Бледное лицо Гоголя стало похоже на белую маску гейши. Запинаясь и чуть не плача, он протянул беспардонному хищнику рукопись, аккуратно крест-накрест перетянутую старой бечёвкой.
– Нет-с, – пролепетал он, отчаянно стараясь не расплакаться. – Это третий. Второй том «Мёртвых душ» я сжёг.

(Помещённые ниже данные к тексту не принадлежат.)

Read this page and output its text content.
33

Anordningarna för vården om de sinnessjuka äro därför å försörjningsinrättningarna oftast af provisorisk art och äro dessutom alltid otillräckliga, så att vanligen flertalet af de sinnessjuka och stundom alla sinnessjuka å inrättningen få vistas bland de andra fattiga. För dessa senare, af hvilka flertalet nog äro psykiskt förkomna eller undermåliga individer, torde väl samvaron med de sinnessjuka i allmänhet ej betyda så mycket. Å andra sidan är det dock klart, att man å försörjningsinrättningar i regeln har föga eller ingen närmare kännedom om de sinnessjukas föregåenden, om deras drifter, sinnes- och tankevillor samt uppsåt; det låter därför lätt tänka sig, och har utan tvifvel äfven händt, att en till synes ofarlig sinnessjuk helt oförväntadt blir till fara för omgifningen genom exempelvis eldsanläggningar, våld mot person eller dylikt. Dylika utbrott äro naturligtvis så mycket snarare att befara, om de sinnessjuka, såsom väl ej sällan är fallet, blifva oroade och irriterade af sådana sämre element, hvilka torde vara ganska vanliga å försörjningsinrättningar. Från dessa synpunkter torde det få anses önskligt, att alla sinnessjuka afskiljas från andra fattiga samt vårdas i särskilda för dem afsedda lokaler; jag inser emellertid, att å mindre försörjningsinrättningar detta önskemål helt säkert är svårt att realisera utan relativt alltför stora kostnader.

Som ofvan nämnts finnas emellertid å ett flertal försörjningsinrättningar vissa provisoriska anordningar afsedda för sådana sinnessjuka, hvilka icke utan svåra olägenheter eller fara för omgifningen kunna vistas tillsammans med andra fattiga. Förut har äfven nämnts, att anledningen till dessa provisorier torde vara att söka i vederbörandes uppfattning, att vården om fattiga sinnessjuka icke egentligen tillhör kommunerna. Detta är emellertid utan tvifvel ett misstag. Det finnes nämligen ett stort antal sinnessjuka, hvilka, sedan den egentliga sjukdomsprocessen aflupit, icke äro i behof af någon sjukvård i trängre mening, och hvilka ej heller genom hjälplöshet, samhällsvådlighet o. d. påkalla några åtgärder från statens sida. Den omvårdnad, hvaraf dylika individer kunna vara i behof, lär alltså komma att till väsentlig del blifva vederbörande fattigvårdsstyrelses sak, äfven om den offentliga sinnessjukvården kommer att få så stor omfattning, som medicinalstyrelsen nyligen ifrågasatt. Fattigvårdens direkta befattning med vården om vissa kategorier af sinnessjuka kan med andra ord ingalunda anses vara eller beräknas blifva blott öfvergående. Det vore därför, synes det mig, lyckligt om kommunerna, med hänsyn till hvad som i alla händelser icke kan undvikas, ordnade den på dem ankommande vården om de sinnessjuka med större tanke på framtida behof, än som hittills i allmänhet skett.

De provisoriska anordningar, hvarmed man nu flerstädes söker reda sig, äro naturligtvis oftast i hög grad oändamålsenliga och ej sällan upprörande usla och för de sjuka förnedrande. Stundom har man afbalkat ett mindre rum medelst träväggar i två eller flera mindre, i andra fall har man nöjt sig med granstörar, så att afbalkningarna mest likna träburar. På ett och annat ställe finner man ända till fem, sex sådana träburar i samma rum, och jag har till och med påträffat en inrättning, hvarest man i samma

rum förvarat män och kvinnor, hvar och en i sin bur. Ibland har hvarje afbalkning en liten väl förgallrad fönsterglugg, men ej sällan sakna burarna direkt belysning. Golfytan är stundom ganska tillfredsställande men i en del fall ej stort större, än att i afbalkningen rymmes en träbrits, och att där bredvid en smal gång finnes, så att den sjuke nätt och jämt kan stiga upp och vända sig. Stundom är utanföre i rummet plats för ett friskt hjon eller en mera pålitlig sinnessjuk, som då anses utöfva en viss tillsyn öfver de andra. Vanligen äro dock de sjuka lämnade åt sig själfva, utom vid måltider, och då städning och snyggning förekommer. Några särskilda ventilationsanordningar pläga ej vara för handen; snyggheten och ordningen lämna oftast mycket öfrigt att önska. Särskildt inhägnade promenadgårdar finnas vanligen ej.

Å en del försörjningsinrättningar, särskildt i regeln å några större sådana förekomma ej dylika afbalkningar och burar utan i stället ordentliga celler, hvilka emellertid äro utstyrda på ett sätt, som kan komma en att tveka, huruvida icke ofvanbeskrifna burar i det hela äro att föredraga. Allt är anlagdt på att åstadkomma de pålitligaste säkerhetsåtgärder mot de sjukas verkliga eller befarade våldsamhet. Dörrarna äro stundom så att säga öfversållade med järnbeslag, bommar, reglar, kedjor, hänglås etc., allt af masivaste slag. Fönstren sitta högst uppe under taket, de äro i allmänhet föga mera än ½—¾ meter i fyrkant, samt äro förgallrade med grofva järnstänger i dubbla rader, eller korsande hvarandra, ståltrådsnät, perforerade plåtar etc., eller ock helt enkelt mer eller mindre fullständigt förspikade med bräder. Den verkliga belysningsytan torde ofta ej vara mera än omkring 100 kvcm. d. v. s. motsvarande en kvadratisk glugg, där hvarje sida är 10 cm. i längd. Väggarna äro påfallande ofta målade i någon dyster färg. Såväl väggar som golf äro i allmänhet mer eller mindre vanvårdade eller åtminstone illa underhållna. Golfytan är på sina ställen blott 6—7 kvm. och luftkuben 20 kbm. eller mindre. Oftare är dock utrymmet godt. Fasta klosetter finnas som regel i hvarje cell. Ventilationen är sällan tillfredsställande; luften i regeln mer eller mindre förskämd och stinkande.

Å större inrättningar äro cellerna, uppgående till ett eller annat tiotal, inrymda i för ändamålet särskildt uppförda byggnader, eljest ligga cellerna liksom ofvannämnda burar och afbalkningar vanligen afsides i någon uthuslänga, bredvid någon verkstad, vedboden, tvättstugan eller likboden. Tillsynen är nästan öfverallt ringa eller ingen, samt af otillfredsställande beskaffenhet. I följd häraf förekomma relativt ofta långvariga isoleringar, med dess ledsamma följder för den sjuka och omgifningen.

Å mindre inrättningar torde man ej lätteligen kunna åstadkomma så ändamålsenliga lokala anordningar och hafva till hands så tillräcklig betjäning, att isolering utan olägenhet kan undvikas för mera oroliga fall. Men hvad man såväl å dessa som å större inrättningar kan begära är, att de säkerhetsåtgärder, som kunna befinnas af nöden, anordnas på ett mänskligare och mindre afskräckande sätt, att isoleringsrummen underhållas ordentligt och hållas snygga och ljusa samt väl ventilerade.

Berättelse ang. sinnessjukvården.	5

Богомол рукописи не взял. Он сделал затяжку и выдохнул дым прямо в лицо Николаю Васильевичу. От проделанной шалости редактор расхохотался и с ехидством заметил:
– Да ты, Николай Васильевич, у нас шалун. Возомнил себя классиком и ну строчить? Нехорошо это, нехорошо. Гордыня тебя обуяла, любезный, – сощурив глаза, он вперился взглядом в дрожащего человечка.
Гоголь взгляд выдержал.
– Помилуйте, батенька, Борис Борисович, какая же тут гордыня? Талант дан Богом…
– Богом, говоришь? – редактор откинулся в кресле и, криво скалясь, задумался.
Спорить с дураком не хотелось. «Проповедями сыт не будешь, – размышлял богомол, подавляя в себе желание тотчас наброситься на тощего классика, – а этот как начнёт нести околесицу, так до вечера дурака не остановить». Он вынул трубку из жвал и обречённо спросил, зная, что делает глупость:
– О чём же поэма?
Гоголь закашлялся.
– В третьей части, – начал он объяснять Борису Борисовичу смысл нового романа, – главный герой, пройдя через скорби каторги, выбирает путь нравственного очищения и…
– Скучно, – бросил редактор и быстро, чтобы писатель не дай бог не начал защищать своё творение, резко добавил: – Ни к чему всё это. Стиль твой грязен, картины зловонны[15]. Ни к чему нам такая литература. Вот если бы ты детективы умел писать… Что, Николай Васильевич, детективы писать умеешь?
– Нет, – прошептал ошарашенный Гоголь.
– Что же ты за писатель такой, коль детективов не пишешь? – насмешничал богомол, сердясь на себя за возню с недоступной для брюха «букашкой».
– Да я… – смутился оробевший писатель.
– Вот именно, кто ты?! Ты же…
Злоречивая зависть бездарного богомола не успела коснуться ушей несчастного Николая Васильевича. Дверь распахнулась, и в комнату ворвался Пушкин: лик его ужасен. Движенья быстры. Он прекрасен, он весь как Божия гроза[16].
– Заткни свою чёртову пасть! Ты – насекомое! – крикнул он грозно, ничуть не заботясь о собственной участи.
От неслыханной дерзости монстр опешил.
– Это что ещё за кандибобер такой явился сюда и нам угрожает? – каждой клеткой зелёного своего естества богомол выражал презрение к «дерзкому прощелыге». Он опёрся о стол передними лапами и навис над поэтом усатым чёртом. – Так-так-так… Похабный циник, умеющий волшебно жонглировать рифмами[17], решился на бунт.
Пушкин стоял перед тварью живым, недоступным для страха героем; тёмно-серые с синеватым отливом глаза – большие, ясные[18]– горели на бледном лице праведным гневом. Он казался высоким, сильным и невероятно красивым, как бывает красив всякий идущий на смерть за други своя.